Die Jagd im blendenden Tal
Ikuzz band seine Beute mit Blutdornwurzeln an den Boden und wählte dann ein Ziel, das er mit blutgierigem Blick verfolgte. Der Angriff war kein zielloses Toben. Das Tier jagte noch immer mit der Geduld eines alten Raubtiers, doch hinter seinen Zähnen wuchs die Macht der Lichtblüte mit.
Ikuzz erinnerte daran, dass Verderbnis nicht immer etwas Fremdes vollständig ersetzt. Die Lichtblüte verstärkte eine vorhandene Eigenschaft, bis sie keinen Platz mehr im Gleichgewicht hatte. Hunger, der einst endete, wurde grenzenlos. Jagd, die einst Teil des Lebens war, wurde zum Motor einer einzigen alles verdrängenden Art.

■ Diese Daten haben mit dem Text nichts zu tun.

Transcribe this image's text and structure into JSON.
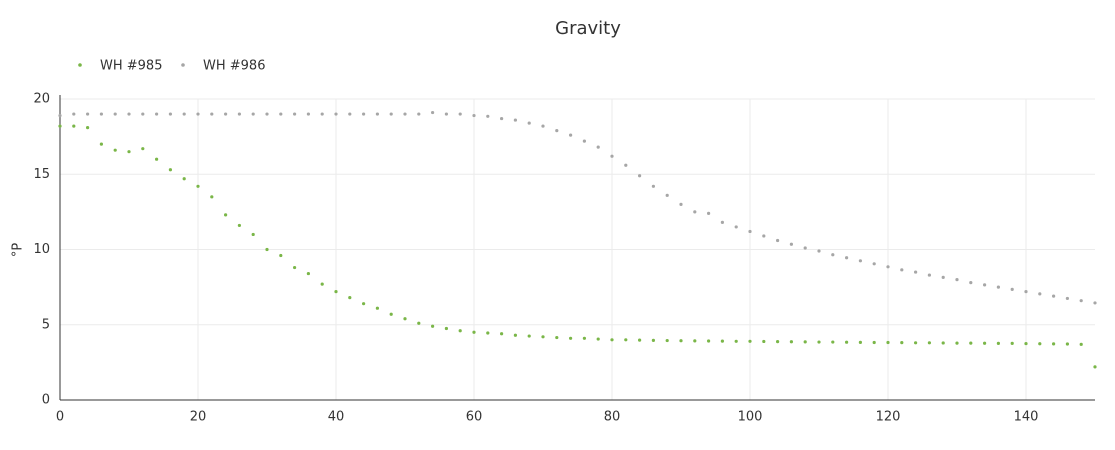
{
  "chart_data": {
    "type": "scatter",
    "title": "Gravity",
    "y_label": "°P",
    "x": [
      0,
      2,
      4,
      6,
      8,
      10,
      12,
      14,
      16,
      18,
      20,
      22,
      24,
      26,
      28,
      30,
      32,
      34,
      36,
      38,
      40,
      42,
      44,
      46,
      48,
      50,
      52,
      54,
      56,
      58,
      60,
      62,
      64,
      66,
      68,
      70,
      72,
      74,
      76,
      78,
      80,
      82,
      84,
      86,
      88,
      90,
      92,
      94,
      96,
      98,
      100,
      102,
      104,
      106,
      108,
      110,
      112,
      114,
      116,
      118,
      120,
      122,
      124,
      126,
      128,
      130,
      132,
      134,
      136,
      138,
      140,
      142,
      144,
      146,
      148,
      150
    ],
    "series": [
      {
        "name": "WH #985",
        "color": "#7ab648",
        "values": [
          18.2,
          18.2,
          18.1,
          17.0,
          16.6,
          16.5,
          16.7,
          16.0,
          15.3,
          14.7,
          14.2,
          13.5,
          12.3,
          11.6,
          11.0,
          10.0,
          9.6,
          8.8,
          8.4,
          7.7,
          7.2,
          6.8,
          6.4,
          6.1,
          5.7,
          5.4,
          5.1,
          4.9,
          4.75,
          4.6,
          4.5,
          4.45,
          4.4,
          4.3,
          4.25,
          4.2,
          4.15,
          4.1,
          4.1,
          4.05,
          4.0,
          4.0,
          3.98,
          3.96,
          3.95,
          3.94,
          3.93,
          3.92,
          3.91,
          3.9,
          3.9,
          3.89,
          3.88,
          3.87,
          3.86,
          3.85,
          3.85,
          3.84,
          3.83,
          3.82,
          3.82,
          3.81,
          3.8,
          3.8,
          3.79,
          3.78,
          3.78,
          3.77,
          3.76,
          3.76,
          3.75,
          3.74,
          3.73,
          3.72,
          3.7,
          2.2
        ]
      },
      {
        "name": "WH #986",
        "color": "#a6a6a6",
        "values": [
          18.9,
          19.0,
          19.0,
          19.0,
          19.0,
          19.0,
          19.0,
          19.0,
          19.0,
          19.0,
          19.0,
          19.0,
          19.0,
          19.0,
          19.0,
          19.0,
          19.0,
          19.0,
          19.0,
          19.0,
          19.0,
          19.0,
          19.0,
          19.0,
          19.0,
          19.0,
          19.0,
          19.1,
          19.0,
          19.0,
          18.9,
          18.85,
          18.7,
          18.6,
          18.4,
          18.2,
          17.9,
          17.6,
          17.2,
          16.8,
          16.2,
          15.6,
          14.9,
          14.2,
          13.6,
          13.0,
          12.5,
          12.4,
          11.8,
          11.5,
          11.2,
          10.9,
          10.6,
          10.35,
          10.1,
          9.9,
          9.65,
          9.45,
          9.25,
          9.05,
          8.85,
          8.65,
          8.5,
          8.3,
          8.15,
          8.0,
          7.8,
          7.65,
          7.5,
          7.35,
          7.2,
          7.05,
          6.9,
          6.75,
          6.6,
          6.45
        ]
      }
    ],
    "xlim": [
      0,
      150
    ],
    "xticks": [
      0,
      20,
      40,
      60,
      80,
      100,
      120,
      140
    ],
    "ylim": [
      0,
      20
    ],
    "yticks": [
      0,
      5,
      10,
      15,
      20
    ],
    "grid": true,
    "legend": "top-left"
  }
}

Ein Jäger fällt aus dem Kreislauf
Mit Ikuzz verlor die Lichtblüte einen ihrer wirksamsten Ernährer. Sein Tod war zugleich das Ende eines Tieres, das nicht aus freiem Willen zum Lichtjäger geworden war. Harandar erhielt einen Teil seines Raumes zurück, doch die leuchtenden Wurzeln tiefer im Tal zeigten, dass die Macht hinter seiner Verwandlung noch lebte.